Un approccio, quest’ultimo, che non ha invece trovato particolari sponde in Italia. Con la più che lodevole eccezione de La Verità, Il Giornale e Libero hanno incomprensibilmente scelto di ergersi quali garanti del green pass obbligatorio e dei lockdown. Linee editoriali che sono state punite in edicola, dove si è assistito ad un ulteriore calo di lettori. Anche in ragione di ciò, appare utile ribadire che un vero fronte incentrato sulla libera scelta dei cittadini dovrebbe essere quanto più ampio possibile. Sfruttando l’occasione per rilanciare l’ennesimo appello volto al ritrovo di unità e compattezza che possa costruire una seria alternativa — anche in chiave editoriale — al pensiero unico.

Tommaso Alessandro De Filippo

Restrizioni e contraddizioni: i ritardi sulla terza dose smascherano il green pass


Tommaso Alessandro De Filippo
20/11/2021 – Il Primato Nazionale


Roma, 20 nov – Abbiamo spesso contestato lo strumento del green pass e le modalità d’utilizzo di esso, convinti di dover tutelare le libertà personali degli italiani e dell’inefficacia di mezzi simili.

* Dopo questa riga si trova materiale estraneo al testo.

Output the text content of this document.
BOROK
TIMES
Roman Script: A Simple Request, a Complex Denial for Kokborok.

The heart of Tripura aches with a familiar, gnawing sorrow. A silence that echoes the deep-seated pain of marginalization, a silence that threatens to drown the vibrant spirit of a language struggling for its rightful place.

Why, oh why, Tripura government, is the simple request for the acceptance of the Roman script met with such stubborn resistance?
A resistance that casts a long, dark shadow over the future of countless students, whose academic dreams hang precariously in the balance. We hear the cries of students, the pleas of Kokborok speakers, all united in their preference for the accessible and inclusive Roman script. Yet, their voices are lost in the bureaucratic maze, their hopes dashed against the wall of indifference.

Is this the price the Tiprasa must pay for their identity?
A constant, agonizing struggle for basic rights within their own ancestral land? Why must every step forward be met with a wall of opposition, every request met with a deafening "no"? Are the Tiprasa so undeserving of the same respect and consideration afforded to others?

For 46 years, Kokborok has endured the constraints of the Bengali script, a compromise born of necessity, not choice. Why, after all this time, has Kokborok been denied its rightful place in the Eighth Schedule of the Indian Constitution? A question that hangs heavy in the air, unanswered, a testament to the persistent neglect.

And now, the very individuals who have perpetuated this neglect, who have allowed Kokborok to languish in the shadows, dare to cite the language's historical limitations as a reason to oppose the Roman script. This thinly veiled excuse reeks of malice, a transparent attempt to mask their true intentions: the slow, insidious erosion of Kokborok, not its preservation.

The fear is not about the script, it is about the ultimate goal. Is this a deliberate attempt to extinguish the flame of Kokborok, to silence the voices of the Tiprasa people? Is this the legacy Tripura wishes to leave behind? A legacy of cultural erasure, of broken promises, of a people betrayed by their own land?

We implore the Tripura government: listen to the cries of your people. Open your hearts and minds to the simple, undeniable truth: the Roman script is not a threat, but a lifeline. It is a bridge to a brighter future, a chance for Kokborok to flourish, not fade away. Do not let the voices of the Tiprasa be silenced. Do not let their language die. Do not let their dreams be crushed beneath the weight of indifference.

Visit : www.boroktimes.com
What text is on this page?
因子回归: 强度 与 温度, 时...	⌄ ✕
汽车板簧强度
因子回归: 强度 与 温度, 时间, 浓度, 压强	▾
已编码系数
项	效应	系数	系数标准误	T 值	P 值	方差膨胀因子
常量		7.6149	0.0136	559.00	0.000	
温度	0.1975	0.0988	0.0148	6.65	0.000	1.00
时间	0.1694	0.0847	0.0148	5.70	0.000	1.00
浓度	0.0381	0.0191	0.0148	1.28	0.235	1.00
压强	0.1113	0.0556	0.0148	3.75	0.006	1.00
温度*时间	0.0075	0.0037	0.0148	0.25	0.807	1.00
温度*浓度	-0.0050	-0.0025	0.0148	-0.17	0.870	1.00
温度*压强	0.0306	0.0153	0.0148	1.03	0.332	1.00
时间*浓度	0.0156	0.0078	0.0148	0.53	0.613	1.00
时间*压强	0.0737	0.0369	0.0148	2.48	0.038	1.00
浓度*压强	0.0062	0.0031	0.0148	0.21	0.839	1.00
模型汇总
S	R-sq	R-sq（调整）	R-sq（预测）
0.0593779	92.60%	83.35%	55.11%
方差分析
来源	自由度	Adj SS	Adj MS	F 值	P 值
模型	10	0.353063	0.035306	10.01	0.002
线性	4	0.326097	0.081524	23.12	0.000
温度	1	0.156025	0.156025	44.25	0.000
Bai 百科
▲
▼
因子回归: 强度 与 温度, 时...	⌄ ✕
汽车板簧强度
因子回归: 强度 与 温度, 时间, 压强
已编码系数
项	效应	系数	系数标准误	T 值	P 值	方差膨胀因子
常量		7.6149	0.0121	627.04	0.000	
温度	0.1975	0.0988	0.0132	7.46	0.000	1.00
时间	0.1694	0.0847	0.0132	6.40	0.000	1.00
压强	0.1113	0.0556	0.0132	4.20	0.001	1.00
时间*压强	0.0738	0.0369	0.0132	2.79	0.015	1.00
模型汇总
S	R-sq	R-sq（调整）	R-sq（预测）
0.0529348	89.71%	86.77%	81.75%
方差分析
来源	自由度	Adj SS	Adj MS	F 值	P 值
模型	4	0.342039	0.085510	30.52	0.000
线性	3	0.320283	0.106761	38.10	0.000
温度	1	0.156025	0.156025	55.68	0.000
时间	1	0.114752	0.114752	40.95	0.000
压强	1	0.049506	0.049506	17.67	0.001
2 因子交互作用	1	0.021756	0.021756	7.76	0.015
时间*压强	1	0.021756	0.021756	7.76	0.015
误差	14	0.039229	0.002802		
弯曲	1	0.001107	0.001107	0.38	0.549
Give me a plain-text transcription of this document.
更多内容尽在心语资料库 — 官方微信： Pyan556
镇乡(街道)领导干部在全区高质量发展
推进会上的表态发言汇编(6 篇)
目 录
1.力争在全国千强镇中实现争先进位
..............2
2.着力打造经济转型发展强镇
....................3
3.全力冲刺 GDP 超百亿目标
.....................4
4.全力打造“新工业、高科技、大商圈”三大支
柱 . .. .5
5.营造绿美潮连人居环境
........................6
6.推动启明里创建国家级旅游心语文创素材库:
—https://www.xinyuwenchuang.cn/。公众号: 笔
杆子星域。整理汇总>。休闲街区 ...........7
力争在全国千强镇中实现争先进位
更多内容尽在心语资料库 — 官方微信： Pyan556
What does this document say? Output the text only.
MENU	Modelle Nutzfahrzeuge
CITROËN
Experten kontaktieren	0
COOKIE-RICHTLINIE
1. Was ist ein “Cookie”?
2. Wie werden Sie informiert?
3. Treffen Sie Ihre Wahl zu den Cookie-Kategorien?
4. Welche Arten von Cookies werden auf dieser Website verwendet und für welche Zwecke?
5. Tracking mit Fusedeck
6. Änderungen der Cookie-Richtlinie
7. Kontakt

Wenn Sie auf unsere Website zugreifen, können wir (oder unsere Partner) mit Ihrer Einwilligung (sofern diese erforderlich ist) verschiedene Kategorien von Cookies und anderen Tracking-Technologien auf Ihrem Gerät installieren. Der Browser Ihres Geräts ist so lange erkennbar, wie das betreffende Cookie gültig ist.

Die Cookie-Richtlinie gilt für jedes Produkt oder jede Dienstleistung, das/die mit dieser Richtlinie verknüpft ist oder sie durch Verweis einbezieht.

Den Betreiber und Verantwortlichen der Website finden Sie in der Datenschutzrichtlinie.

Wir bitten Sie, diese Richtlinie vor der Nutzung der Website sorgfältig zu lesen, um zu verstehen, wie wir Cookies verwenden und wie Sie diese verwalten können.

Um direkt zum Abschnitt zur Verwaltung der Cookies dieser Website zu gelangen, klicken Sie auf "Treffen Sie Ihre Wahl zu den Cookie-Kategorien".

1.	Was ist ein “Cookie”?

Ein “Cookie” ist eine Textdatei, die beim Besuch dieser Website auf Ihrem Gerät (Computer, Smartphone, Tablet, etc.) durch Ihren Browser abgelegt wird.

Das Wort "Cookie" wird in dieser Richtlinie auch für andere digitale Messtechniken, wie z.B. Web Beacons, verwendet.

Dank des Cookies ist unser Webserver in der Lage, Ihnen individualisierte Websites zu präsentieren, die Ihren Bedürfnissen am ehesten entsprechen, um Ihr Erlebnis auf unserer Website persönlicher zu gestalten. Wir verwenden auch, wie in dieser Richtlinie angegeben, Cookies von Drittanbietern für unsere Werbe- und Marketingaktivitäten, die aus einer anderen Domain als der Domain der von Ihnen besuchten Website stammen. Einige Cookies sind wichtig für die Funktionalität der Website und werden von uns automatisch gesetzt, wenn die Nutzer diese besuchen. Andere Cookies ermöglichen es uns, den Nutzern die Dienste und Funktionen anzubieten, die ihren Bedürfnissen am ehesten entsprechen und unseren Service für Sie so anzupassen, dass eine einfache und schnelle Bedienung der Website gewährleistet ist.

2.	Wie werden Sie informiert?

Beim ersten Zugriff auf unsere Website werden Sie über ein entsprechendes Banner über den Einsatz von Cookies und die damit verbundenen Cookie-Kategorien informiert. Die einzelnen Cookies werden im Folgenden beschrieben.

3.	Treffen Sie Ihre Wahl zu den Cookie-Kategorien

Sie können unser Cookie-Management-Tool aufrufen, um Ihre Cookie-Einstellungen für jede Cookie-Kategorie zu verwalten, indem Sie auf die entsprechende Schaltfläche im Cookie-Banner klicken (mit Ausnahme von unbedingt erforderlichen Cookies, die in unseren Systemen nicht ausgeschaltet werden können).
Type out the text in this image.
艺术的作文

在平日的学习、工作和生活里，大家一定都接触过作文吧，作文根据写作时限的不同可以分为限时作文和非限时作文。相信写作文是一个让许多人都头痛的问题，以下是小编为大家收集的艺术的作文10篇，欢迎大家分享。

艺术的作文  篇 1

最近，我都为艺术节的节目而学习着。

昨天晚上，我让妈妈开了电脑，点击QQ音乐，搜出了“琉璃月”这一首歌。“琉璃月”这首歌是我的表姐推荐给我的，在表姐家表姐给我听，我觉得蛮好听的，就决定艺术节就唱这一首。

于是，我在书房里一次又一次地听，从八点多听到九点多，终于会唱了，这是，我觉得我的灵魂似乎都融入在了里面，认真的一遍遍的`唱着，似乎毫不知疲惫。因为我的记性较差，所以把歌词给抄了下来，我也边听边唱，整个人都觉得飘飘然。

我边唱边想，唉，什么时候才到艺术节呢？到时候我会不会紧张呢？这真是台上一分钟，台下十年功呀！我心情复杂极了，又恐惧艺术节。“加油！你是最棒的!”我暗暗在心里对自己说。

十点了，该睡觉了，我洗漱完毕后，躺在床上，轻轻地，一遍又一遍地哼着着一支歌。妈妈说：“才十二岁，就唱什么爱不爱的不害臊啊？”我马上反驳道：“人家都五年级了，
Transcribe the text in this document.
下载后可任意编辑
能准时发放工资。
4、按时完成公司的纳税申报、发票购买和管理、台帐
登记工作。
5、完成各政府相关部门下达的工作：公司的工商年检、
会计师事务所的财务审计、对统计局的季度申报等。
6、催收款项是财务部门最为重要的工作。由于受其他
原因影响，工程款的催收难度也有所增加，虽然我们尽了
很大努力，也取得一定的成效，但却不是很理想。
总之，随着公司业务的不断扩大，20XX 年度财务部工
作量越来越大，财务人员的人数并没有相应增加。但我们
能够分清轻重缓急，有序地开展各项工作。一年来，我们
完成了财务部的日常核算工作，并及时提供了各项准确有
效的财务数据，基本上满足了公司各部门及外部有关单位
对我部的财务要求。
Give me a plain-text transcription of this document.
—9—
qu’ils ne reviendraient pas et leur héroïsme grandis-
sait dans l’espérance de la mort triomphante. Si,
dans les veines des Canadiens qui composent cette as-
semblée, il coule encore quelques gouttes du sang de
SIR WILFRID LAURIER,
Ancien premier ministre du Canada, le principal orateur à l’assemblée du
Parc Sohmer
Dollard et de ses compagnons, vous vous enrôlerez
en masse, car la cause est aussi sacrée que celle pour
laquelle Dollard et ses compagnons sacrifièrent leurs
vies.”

A numerosi osservatori è apparso infatti chiaro, sin dal principio di nascita del certificato, che non vi fossero motivazioni strettamente sanitarie dietro alla creazione. Pertanto, è doveroso denunciare come il governo si sia reso fautore di una consistente limitazione delle libertà dei propri cittadini. Oltre che responsabile di un ingente danno economico.

In occasione dell’inizio della campagna vaccinale con la terza dose stiamo assistendo ad ulteriore dimostrazione di quanto espresso nei mesi scorsi. In primis, la scadenza d’efficacia del siero stesso intorno ai 6 mesi dall’inoculazione annulla di fatto le ragioni della durata annuale del certificato. Inoltre, la possibile scelta di ridurne la tempistica di validità da 12 a 9 mesi rappresenta l’inesistenza di motivazioni scientifiche che ne giustifichino la permanenza in società.

Terza dose e green pass: ennesima prova d’inaffidabilità di governo e Cts

Siamo dinanzi alla necessità di denunciare nuovamente le contraddizioni dell’esecutivo nella lotta all’emergenza sanitaria. Appare assurdo il preannuncio di possibili nuove limitazioni con la somministrazione della terza dose in notevole ritardo. Numerosi cittadini che hanno ricevuto il vaccino da più di 6 mesi sono ancora scoperti della nuova copertura sierologica. Insomma, senza terza dose ma con green pass valido.

Tale scenario dimostra l’assurdità delle scelte dell’esecutivo e l’inattendibilità del Comitato tecnico scientifico. Infatti, è probabile che nelle prossime settimane sia impedito l’accesso ai luoghi pubblici ad un non vaccinato, anche se negativo al tampone, mentre verrà concesso a chi possiede il certificato, pur non essendosi potuto nuovamente vaccinare. Sarebbe dunque quantomeno necessario l’annullamento delle limitazioni vigenti e del green pass stesso, con il ritorno immediato al rispetto della libertà di scelta degli italiani.